А выжившие пленники получили себе на ноги кандалы, но, без цепей. Каждому пленнику Толик подбирал объём железного обруча на ногу индивидуально. В результате, медленно ходили татары вполне спокойно, без неприятных ощущений. Но, при попытке прыгнуть или побежать, опорные сухожилия резко расширялись, наталкивались на железо, и ногу схватывало от сильнейшей боли. Учитывая, что татары использовались на классическом лесоповале, таких мер безопасности вполне хватало. Правда, пришлось по очереди дежурить на охране этих "забайкальских комсомольцев", по двое мужчин с оружием на весь день. Что же, издержки средневековья, шутили инженеры, становясь конвоирами. На всякий случай, топоров выдавали пленникам всего шесть штук, а деревья они валили обычными двуручными пилами, выкованными в "своей" кузне.

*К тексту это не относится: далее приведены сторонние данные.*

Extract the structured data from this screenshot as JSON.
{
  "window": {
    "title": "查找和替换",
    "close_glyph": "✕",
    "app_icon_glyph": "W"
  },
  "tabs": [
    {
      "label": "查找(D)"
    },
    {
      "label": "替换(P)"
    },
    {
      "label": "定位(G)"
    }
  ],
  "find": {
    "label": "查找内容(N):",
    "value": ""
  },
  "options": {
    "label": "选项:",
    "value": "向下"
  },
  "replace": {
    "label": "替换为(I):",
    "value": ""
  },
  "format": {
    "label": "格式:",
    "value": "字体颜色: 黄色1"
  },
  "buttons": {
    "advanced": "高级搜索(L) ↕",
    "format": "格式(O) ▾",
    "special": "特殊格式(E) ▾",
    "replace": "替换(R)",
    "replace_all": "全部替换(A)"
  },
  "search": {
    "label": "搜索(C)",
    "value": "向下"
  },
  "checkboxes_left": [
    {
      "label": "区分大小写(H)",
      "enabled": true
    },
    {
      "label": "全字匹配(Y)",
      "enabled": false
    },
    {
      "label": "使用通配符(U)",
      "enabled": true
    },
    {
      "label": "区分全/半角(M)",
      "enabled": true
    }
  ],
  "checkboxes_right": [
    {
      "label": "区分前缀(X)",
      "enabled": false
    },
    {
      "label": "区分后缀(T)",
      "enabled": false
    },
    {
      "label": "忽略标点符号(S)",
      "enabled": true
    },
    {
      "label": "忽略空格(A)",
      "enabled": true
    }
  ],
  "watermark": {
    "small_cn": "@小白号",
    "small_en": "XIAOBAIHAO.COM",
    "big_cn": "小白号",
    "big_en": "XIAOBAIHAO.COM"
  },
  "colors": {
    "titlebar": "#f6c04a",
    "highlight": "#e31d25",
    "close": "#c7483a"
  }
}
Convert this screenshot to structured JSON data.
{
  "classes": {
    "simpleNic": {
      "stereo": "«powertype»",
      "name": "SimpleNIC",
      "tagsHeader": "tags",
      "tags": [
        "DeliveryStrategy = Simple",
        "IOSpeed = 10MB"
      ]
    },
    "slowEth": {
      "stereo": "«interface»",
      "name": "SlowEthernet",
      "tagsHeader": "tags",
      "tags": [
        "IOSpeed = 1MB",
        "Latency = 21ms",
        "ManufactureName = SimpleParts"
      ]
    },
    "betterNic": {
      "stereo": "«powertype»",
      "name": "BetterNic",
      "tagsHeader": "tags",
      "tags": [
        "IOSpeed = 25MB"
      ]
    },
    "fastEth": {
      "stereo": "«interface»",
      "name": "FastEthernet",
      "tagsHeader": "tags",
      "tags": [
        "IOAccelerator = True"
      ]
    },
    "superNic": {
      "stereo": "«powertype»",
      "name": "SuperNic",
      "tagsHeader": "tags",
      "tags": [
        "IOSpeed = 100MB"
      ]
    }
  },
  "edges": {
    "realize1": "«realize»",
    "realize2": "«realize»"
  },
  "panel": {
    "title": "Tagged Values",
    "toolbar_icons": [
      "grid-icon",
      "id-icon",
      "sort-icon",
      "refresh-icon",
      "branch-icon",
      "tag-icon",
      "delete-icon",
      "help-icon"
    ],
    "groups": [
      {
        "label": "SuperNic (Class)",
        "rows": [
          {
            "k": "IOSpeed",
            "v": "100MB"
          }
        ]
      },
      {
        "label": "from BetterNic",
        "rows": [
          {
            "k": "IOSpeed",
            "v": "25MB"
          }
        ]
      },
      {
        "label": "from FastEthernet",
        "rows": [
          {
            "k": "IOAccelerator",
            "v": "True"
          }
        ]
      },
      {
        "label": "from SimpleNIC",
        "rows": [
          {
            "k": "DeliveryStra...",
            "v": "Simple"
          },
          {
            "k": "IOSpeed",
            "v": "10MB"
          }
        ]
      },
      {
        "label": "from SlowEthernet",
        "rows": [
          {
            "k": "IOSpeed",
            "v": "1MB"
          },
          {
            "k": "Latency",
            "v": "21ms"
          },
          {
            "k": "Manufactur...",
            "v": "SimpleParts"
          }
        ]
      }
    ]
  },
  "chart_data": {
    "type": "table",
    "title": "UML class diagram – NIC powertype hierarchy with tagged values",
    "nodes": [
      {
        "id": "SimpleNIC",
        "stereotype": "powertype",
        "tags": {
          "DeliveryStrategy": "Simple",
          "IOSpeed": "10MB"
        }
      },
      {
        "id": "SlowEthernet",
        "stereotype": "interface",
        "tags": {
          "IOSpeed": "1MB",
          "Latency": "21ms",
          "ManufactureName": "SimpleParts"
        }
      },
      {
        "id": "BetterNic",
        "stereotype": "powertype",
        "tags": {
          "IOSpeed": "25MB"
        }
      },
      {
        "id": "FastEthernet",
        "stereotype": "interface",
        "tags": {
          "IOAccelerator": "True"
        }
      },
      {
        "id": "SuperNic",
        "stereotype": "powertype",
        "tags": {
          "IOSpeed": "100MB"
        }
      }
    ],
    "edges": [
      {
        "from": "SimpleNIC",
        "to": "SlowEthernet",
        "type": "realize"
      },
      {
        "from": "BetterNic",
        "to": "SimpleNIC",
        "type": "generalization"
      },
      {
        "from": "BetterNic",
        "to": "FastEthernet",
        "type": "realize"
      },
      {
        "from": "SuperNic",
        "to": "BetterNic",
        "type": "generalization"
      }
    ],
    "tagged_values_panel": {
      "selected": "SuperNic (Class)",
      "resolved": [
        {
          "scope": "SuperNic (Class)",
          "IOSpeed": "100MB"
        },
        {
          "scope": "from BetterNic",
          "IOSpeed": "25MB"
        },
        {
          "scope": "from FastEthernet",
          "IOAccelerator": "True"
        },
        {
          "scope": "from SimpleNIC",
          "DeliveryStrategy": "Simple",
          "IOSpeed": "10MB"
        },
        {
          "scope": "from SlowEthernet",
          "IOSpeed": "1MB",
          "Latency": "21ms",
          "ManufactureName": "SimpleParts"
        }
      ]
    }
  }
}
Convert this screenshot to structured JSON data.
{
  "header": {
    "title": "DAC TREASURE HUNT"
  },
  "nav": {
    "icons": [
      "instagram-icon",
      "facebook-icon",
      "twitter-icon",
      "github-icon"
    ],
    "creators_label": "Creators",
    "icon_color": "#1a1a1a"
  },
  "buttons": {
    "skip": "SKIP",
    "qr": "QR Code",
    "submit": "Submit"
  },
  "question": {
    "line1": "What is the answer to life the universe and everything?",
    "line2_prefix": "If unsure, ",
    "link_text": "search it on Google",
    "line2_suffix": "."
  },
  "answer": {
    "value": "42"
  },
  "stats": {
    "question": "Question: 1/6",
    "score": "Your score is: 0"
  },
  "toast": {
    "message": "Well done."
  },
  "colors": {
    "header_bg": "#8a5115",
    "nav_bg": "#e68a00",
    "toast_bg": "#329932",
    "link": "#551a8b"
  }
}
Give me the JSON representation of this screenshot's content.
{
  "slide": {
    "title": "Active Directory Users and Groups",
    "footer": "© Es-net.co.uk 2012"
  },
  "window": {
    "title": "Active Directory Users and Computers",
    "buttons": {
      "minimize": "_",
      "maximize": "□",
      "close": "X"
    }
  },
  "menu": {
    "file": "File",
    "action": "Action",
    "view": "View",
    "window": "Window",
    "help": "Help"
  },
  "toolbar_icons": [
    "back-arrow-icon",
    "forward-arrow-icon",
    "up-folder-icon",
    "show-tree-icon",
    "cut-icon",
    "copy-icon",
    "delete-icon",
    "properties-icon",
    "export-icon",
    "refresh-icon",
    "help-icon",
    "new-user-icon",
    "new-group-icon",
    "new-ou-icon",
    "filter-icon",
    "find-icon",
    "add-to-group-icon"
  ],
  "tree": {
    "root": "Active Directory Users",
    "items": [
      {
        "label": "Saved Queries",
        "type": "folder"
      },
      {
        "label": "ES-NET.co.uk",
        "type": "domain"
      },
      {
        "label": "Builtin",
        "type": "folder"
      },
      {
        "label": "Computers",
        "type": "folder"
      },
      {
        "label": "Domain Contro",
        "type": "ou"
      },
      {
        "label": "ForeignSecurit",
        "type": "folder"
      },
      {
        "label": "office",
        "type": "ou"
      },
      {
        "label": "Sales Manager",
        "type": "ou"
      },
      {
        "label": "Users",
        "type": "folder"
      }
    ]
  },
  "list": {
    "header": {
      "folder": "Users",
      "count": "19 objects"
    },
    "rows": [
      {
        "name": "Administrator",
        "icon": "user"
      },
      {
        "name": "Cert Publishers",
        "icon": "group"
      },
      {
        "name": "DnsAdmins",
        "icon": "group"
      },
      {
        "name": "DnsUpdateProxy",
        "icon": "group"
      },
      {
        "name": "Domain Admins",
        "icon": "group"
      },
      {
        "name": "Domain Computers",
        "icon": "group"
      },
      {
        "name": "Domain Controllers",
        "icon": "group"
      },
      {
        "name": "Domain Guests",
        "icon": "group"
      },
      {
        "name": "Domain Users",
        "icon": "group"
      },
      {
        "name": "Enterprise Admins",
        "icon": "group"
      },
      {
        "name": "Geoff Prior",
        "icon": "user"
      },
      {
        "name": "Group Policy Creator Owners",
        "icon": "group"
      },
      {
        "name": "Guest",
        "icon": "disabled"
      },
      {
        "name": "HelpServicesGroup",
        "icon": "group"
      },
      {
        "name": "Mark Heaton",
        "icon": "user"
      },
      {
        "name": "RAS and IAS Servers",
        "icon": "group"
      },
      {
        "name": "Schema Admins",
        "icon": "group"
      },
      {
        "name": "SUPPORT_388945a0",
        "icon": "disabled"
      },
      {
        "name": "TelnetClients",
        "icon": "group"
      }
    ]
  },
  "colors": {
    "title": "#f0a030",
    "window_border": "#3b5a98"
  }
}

Всю неделю, под присмотром Валентина, женщины‑крестьянки пропаривали свои, трофейные одежды, шкуры от блох и других насекомых. С ними приучался к чистоте и гигиене аманат, толковый подросток. Татары и крестьяне пытались возмутиться, но с военврачом не поспоришь, в баню ежедневно загоняли всех пленников и примкнувших крестьян. Будут они мыться, не будут, баня и без того топилась ежедневно до красного каления. Отдельная, большая баня, её крестьяне выстроили за один день, пока подсыхала печь по‑белому, топили очагом. В магаданскую баню пленников и аборигенов пускать не стали, брезговали даже мужчины. Однако и карантинной бани хватило, чтобы через неделю вопрос о насекомых сняли с повестки дня.